"Enhance That" will soon no longer be a movie joke

0 Members and 1 Guest are viewing this topic. Read 1660 times.

nathanm

"Enhance That" will soon no longer be a movie joke
« on: 17 Feb 2012, 05:54 pm »
It's hard to see, but you can get the gist of what it's doing.

http://www.youtube.com/watch?v=xxjiQoTp864

mhconley

Re: "Enhance That" will soon no longer be a movie joke
« Reply #1 on: 17 Feb 2012, 06:37 pm »
"Enhance 5719.  Track 45 left.  Stop.  Enhance 15 to 23.  Give me a hard copy right there."

Very cool - it's coming.

Martin

Wind Chaser

Re: "Enhance That" will soon no longer be a movie joke
« Reply #2 on: 17 Feb 2012, 08:38 pm »
Interesting, but IMO Lytro's light field technology is even more interesting.

kip_

Re: "Enhance That" will soon no longer be a movie joke
« Reply #3 on: 17 Feb 2012, 08:41 pm »
You cannot make pixels bigger. No matter how far you zoom in on a .5 megapixel or 1 megapixel image you can't create something out of nothing.

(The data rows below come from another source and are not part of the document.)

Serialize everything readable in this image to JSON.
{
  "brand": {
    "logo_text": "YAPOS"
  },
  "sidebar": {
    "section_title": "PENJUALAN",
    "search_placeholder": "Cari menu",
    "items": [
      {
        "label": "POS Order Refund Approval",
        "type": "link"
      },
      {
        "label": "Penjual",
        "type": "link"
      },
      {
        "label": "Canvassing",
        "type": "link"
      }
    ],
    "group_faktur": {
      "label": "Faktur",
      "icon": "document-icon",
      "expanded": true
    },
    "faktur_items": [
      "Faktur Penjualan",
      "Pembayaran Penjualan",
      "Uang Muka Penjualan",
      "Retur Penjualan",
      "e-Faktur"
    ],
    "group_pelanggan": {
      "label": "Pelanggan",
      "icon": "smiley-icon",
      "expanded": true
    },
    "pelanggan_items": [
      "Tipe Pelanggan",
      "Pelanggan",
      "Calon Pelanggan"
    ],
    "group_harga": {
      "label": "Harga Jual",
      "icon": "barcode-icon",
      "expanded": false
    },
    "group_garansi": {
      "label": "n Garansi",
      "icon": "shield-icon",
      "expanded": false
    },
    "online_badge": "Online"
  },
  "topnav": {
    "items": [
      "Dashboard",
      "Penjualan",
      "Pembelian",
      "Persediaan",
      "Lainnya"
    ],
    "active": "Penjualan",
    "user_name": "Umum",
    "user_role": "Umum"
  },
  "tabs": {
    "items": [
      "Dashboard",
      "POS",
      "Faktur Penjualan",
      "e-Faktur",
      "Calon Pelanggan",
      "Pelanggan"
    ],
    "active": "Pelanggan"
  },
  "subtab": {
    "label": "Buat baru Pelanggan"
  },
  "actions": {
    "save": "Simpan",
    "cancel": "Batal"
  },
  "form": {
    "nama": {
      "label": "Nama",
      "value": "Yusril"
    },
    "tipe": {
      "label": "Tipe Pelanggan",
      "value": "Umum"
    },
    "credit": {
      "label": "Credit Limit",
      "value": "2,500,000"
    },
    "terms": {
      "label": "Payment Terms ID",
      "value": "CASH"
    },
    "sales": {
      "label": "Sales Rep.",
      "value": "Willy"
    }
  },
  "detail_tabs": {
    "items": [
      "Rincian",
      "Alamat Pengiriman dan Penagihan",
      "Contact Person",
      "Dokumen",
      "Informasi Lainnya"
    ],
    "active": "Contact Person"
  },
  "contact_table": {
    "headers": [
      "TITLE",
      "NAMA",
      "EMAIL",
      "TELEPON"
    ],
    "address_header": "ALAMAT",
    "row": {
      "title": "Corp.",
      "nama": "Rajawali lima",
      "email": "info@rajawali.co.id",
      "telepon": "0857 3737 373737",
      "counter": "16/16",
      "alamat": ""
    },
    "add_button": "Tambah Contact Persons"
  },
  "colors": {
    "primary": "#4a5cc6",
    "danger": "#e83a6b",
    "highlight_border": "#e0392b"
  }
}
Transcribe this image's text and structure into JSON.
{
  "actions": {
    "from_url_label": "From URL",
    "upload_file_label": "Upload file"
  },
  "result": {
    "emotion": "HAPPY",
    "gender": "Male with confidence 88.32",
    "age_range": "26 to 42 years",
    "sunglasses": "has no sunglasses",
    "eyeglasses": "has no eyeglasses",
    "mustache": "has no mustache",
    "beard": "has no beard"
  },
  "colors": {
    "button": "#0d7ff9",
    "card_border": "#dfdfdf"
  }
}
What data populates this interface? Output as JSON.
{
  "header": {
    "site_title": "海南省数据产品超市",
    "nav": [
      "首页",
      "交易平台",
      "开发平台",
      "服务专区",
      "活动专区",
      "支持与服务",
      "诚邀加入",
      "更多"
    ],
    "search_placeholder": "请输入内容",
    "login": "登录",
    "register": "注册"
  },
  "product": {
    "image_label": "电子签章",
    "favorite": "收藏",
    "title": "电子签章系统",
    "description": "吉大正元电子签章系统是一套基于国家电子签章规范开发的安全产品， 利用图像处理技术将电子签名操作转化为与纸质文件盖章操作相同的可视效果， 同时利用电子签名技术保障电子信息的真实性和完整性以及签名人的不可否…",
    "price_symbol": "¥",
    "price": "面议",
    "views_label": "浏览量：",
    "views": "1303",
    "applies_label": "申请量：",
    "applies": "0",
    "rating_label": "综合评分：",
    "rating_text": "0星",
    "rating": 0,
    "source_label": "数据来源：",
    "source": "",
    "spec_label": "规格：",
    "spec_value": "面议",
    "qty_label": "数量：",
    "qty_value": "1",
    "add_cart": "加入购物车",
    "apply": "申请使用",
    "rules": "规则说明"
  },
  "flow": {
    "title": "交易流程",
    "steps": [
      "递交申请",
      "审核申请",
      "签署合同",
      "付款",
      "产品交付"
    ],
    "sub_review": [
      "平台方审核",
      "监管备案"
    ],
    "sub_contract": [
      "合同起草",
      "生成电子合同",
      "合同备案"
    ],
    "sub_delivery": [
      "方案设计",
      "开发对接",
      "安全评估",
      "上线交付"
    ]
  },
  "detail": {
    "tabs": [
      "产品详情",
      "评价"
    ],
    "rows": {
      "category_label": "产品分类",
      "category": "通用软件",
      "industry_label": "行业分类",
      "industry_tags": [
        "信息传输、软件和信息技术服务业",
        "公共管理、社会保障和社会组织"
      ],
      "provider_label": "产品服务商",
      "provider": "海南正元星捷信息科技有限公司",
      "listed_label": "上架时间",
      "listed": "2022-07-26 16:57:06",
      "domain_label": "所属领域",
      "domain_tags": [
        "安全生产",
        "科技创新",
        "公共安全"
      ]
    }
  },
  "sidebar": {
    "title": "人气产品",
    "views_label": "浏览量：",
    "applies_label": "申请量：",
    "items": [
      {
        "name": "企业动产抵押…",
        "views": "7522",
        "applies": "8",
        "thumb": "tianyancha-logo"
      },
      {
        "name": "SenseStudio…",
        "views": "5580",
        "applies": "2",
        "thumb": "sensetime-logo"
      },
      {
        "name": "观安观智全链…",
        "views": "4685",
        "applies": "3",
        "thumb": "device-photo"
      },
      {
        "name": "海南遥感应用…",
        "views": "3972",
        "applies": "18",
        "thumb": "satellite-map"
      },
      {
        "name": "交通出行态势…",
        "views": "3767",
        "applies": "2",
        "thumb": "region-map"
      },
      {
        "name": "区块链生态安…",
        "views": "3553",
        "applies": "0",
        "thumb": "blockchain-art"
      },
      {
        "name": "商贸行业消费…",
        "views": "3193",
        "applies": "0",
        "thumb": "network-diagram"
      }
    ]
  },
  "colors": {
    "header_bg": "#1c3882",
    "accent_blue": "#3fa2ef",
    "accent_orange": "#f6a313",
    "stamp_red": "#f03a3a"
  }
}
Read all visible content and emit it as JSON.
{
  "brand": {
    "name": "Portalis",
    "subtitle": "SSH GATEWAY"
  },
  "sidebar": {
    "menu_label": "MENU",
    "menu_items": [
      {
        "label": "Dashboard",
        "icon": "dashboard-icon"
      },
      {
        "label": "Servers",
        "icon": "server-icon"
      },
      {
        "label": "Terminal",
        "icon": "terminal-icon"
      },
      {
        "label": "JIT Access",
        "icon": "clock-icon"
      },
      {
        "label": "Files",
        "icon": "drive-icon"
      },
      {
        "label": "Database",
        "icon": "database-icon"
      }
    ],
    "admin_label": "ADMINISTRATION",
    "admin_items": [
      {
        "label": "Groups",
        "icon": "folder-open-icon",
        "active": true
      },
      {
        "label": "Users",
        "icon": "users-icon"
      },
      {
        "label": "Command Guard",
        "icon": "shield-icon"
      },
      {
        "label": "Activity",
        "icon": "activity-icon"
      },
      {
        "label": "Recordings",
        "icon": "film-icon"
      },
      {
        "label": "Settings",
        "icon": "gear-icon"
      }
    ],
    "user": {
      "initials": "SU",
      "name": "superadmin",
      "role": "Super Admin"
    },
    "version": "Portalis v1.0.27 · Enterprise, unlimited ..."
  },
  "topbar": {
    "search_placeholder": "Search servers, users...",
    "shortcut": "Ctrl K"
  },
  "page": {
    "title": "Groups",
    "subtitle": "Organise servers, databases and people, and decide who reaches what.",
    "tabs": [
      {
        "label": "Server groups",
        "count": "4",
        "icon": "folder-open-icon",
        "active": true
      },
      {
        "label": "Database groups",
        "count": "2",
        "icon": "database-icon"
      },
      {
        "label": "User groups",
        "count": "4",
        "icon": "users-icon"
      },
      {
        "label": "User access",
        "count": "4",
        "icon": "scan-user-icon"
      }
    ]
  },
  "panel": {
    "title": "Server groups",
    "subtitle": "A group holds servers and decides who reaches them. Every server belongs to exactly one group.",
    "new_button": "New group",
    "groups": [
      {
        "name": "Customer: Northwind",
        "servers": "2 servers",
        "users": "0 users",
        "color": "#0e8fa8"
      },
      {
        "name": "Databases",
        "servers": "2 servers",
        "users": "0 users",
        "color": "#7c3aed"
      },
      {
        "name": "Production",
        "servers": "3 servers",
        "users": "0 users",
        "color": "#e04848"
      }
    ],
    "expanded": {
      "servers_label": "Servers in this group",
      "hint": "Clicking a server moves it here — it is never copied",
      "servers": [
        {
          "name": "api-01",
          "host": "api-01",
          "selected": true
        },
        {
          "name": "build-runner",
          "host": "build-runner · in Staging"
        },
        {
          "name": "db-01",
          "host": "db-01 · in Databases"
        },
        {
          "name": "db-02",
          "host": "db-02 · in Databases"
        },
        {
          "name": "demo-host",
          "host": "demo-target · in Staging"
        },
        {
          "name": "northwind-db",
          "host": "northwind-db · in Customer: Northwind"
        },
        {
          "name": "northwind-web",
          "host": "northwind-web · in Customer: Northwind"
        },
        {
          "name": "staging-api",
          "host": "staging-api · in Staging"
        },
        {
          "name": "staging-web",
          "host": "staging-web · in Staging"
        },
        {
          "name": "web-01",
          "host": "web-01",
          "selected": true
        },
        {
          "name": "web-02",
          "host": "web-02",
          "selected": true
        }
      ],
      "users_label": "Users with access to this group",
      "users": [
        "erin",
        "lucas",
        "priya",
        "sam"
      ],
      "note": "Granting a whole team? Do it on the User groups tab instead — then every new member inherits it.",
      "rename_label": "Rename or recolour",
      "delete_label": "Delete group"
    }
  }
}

Deblurring a large resolution image and "enhancing" an image with few pixels to start with is utterly different. This reminds of of some of the cherry-picked examples for content aware fill (aka "uncrop")

gary

Re: "Enhance That" will soon no longer be a movie joke
« Reply #4 on: 17 Feb 2012, 09:55 pm »
You cannot make pixels bigger. No matter how far you zoom in on a .5 megapixel or 1 megapixel image you can't create something out of nothing.

Deblurring a large resolution image and "enhancing" an image with few pixels to start with is utterly different. This reminds of of some of the cherry-picked examples for content aware fill (aka "uncrop")

Definitely true, what they're doing is taking a point spread function (and you have to know what the right function is for the kind of distortion in a given image) and backing into an image that would have been convolved into the blurred image by the point spread function. They're actually "adding information" into the photo, but that only happens (and works) when you know the right PSF. It's not clear to me how you could make this work outside of a small set of specific instances, I can only guess that they've got a library of PSF's that they're convolving with and then optimizing to get an increase in contrast. Cool stuff.

Gary

nathanm

Re: "Enhance That" will soon no longer be a movie joke
« Reply #5 on: 19 Feb 2012, 10:13 pm »
I know the effect is not the same as the traditional "enhance that" scenario in a movie where resolution is created from nothing, but making a motion blurred image into a sharper one is pretty amazing.  This and stuff like content-aware-fill (which I still haven't experienced first-hand) are things which I would have considered impossible years ago.